Type Variations Physical variations to base types.
User Defined Types Extensions that can be defined for specific IR producers/consumers.
Field References Expressions to identify which portions of a record should be operated on.
Scalar Functions Description of how functions are specified. Concepts include arguments, variadic functions, output type derivation, etc.
Scalar Function List A list of well-known canonical functions in YAML format.
Specialized Record Expressions Specialized expression types that are more naturally expressed outside the function paradigm. Examples include items such as if/then/else and switch statements.
Aggregate Functions Functions that are expressed in aggregation operations. Examples include things such as SUM, COUNT, etc. Operations take many records and collapse them into a single (possibly compound) value.
Window Functions Functions that relate a record to a set of encompassing records. Examples in SQL include RANK, NTILE, etc.
User Defined Functions Reusable named functions that are built beyond the core specification. Implementations are typically registered thorough external means (drop a file in a directory, send a special command with implementation, etc.)

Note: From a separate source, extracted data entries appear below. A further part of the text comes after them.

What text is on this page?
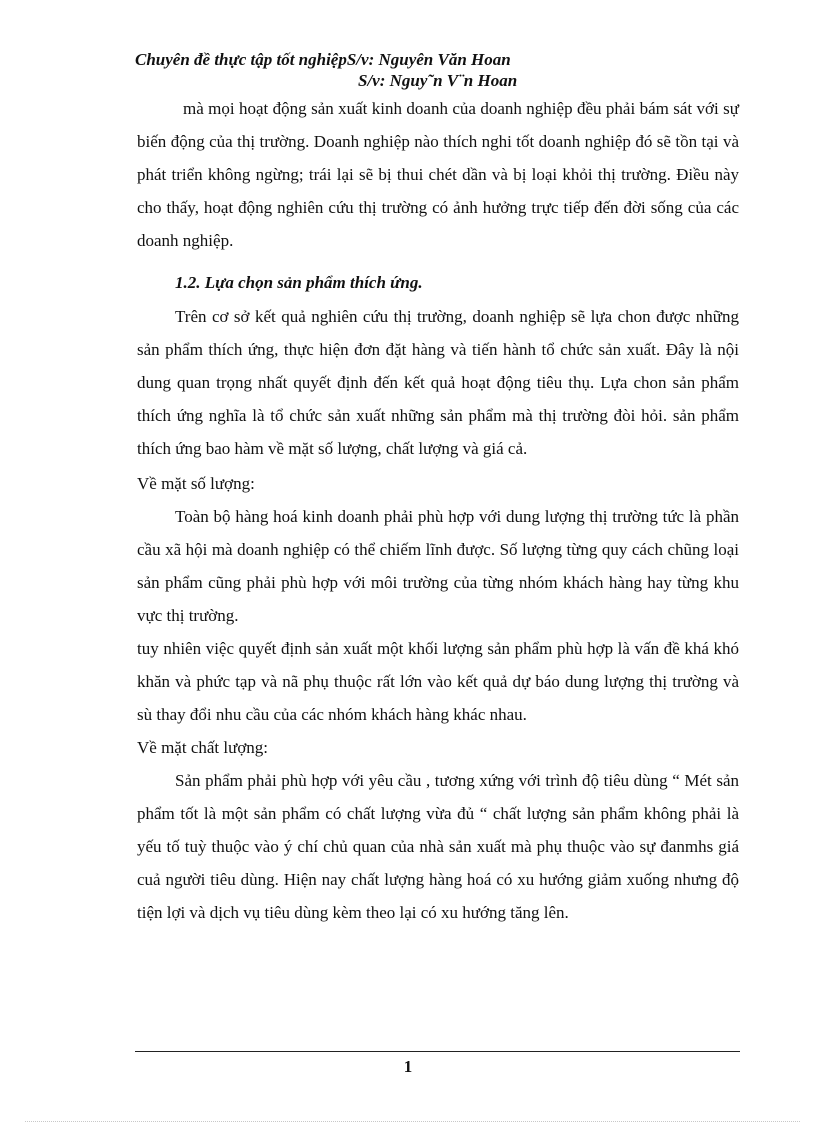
Chuyên đề thực tập tốt nghiệpS/v: Nguyên Văn Hoan
S/v: Nguy˜n V¨n Hoan

mà mọi hoạt động sản xuất kinh doanh của doanh nghiệp đều phải bám sát với sự biến động của thị trường. Doanh nghiệp nào thích nghi tốt doanh nghiệp đó sẽ tồn tại và phát triển không ngừng; trái lại sẽ bị thui chét dần và bị loại khỏi thị trường. Điều này cho thấy, hoạt động nghiên cứu thị trường có ảnh hưởng trực tiếp đến đời sống của các doanh nghiệp.

1.2. Lựa chọn sản phẩm thích ứng.

Trên cơ sở kết quả nghiên cứu thị trường, doanh nghiệp sẽ lựa chon được những sản phẩm thích ứng, thực hiện đơn đặt hàng và tiến hành tổ chức sản xuất. Đây là nội dung quan trọng nhất quyết định đến kết quả hoạt động tiêu thụ. Lựa chon sản phẩm thích ứng nghĩa là tổ chức sản xuất những sản phẩm mà thị trường đòi hỏi. sản phẩm thích ứng bao hàm về mặt số lượng, chất lượng và giá cả.

Về mặt số lượng:

Toàn bộ hàng hoá kinh doanh phải phù hợp với dung lượng thị trường tức là phần cầu xã hội mà doanh nghiệp có thể chiếm lĩnh được. Số lượng từng quy cách chũng loại sản phẩm cũng phải phù hợp với môi trường của từng nhóm khách hàng hay từng khu vực thị trường.

tuy nhiên việc quyết định sản xuất một khối lượng sản phẩm phù hợp là vấn đề khá khó khăn và phức tạp và nã phụ thuộc rất lớn vào kết quả dự báo dung lượng thị trường và sù thay đổi nhu cầu của các nhóm khách hàng khác nhau.

Về mặt chất lượng:

Sản phẩm phải phù hợp với yêu cầu , tương xứng với trình độ tiêu dùng “ Mét sản phẩm tốt là một sản phẩm có chất lượng vừa đủ “ chất lượng sản phẩm không phải là yếu tố tuỳ thuộc vào ý chí chủ quan của nhà sản xuất mà phụ thuộc vào sự đanmhs giá cuả người tiêu dùng. Hiện nay chất lượng hàng hoá có xu hướng giảm xuống nhưng độ tiện lợi và dịch vụ tiêu dùng kèm theo lại có xu hướng tăng lên.

1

Embedded Functions Functions implementations embedded directly within the plan. Frequently used in data science workflows where business logic is interspersed with standard operations.
Relation Basics Basic concepts around relational algebra, record emit and properties.
Logical Relations Common relational operations used in compute plans including project, join, aggregation, etc.
Text Serialization A human producible & consumable representation of the plan specification.
Binary Serialization A high performance & compact binary representation of the plan specification.

Components (Designed but not Implemented)

Section Description
Table Functions Functions that convert one or more values from an input record into 0..N output records. Example include operations such as explode, pos-explode, etc.
User Defined Relations Installed and reusable relational operations customized to a particular platform.
Embedded Relations Relational operations where plans contain the “machine code” to directly execute the necessary operations.
Physical Relations Specific execution sub-variations of common relational operations that describe have multiple unique physical variants associated with a single logical operation. Examples include hash join, merge join, nested loop join, etc.